On Tuesday night, I was at an event with 50+ people from the Great British Entrepreneur Awards. The reception was in Coutts HQ, London and it was rather a good evening, which showcased some of their previous winners.

I have been selected as a judge for the Great British Entrepreneur Awards, in the creative category. Of course, I am massively honoured to get through the selection process.

BUT now to the subject of this post. When I first heard about my acceptance, my instinct was to turn down the opportunity.

The reason: it’s massively out of my comfort zone.

I love helping people in business, but I felt like I’m not successful enough to help. I mean I’m not a billionaire, a multimillionaire, or even, dare I say, a millionaire. So what can I say that will have any bearing on other peoples’ futures?

Self-promotion is what is quite uncomfortable for me. I’m OK with promoting my brands, but promoting myself makes me feel like the imposter in a room full of highly successful people.

If you’re anything like me, self-promotion almost seems like a dirty word, but shying away from selling or promoting yourself is daft.

It means people never hear about all the great stuff you can do, you miss out on business opportunities, you miss out on partnerships and you also miss out on great employees.

I’ve heard people say that you should build a brilliant product and the customers and notoriety will follow. Whilst I agree with that to a point, it is a slow process. So you need to supercharge that notoriety by building a great product and then doing some measured self-promotion. Which is what is quite uncomfortable for me. It’s fine promoting my brands, but promoting myself makes me feel like the imposter in a room full of highly successful people.

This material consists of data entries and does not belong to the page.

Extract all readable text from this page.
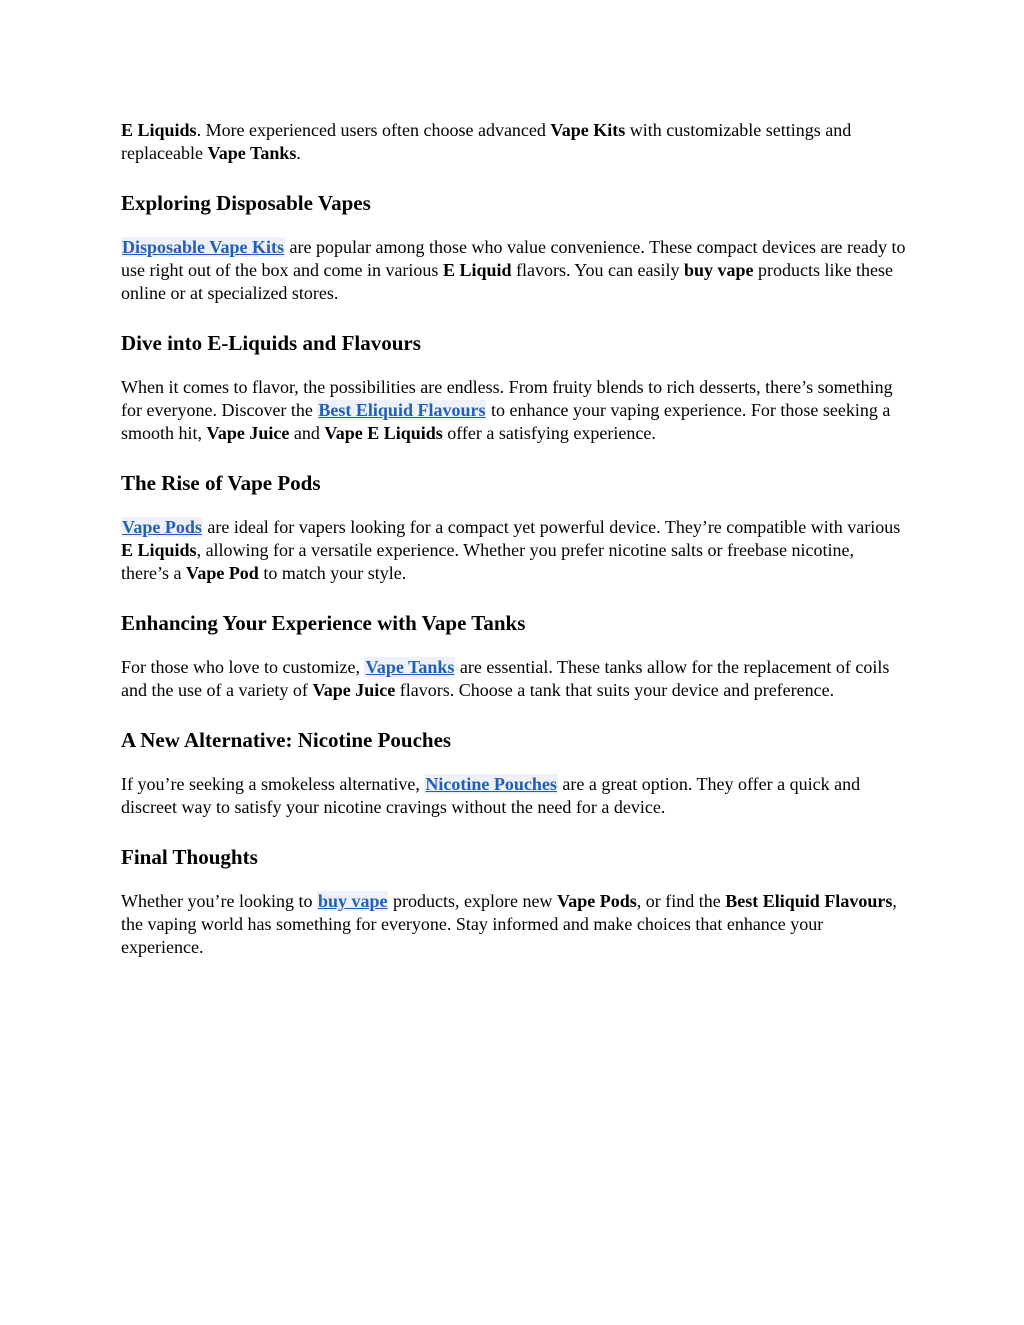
E Liquids. More experienced users often choose advanced Vape Kits with customizable settings and replaceable Vape Tanks.

Exploring Disposable Vapes

Disposable Vape Kits are popular among those who value convenience. These compact devices are ready to use right out of the box and come in various E Liquid flavors. You can easily buy vape products like these online or at specialized stores.

Dive into E-Liquids and Flavours

When it comes to flavor, the possibilities are endless. From fruity blends to rich desserts, there’s something for everyone. Discover the Best Eliquid Flavours to enhance your vaping experience. For those seeking a smooth hit, Vape Juice and Vape E Liquids offer a satisfying experience.

The Rise of Vape Pods

Vape Pods are ideal for vapers looking for a compact yet powerful device. They’re compatible with various E Liquids, allowing for a versatile experience. Whether you prefer nicotine salts or freebase nicotine, there’s a Vape Pod to match your style.

Enhancing Your Experience with Vape Tanks

For those who love to customize, Vape Tanks are essential. These tanks allow for the replacement of coils and the use of a variety of Vape Juice flavors. Choose a tank that suits your device and preference.

A New Alternative: Nicotine Pouches

If you’re seeking a smokeless alternative, Nicotine Pouches are a great option. They offer a quick and discreet way to satisfy your nicotine cravings without the need for a device.

Final Thoughts

Whether you’re looking to buy vape products, explore new Vape Pods, or find the Best Eliquid Flavours, the vaping world has something for everyone. Stay informed and make choices that enhance your experience.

So before attending the event, I had to remind myself that, actually, I do know a bit. I worked on the first ever Lego retail store in the UK, I worked on a megastore for Vodafone Portugal when I was employed.

Then I’ve had my own products in the lobby of the BBC World Service building and on lots of TV shows. I also have an enviable roster of brands and startups in our back-catalogue of work. Maybe I do have something to contribute?

Tim Ferris often says, “if you’re the smartest person in the room you’re in the wrong room” and so making yourself uncomfortable in this way can be of benefit.

Getting out of your office and meeting people further down the line than you can be difficult, but it has huge upside potential.

P.S. If you feel the same way, it’s okay. There’s a label for it – it’s called Imposter Syndrome.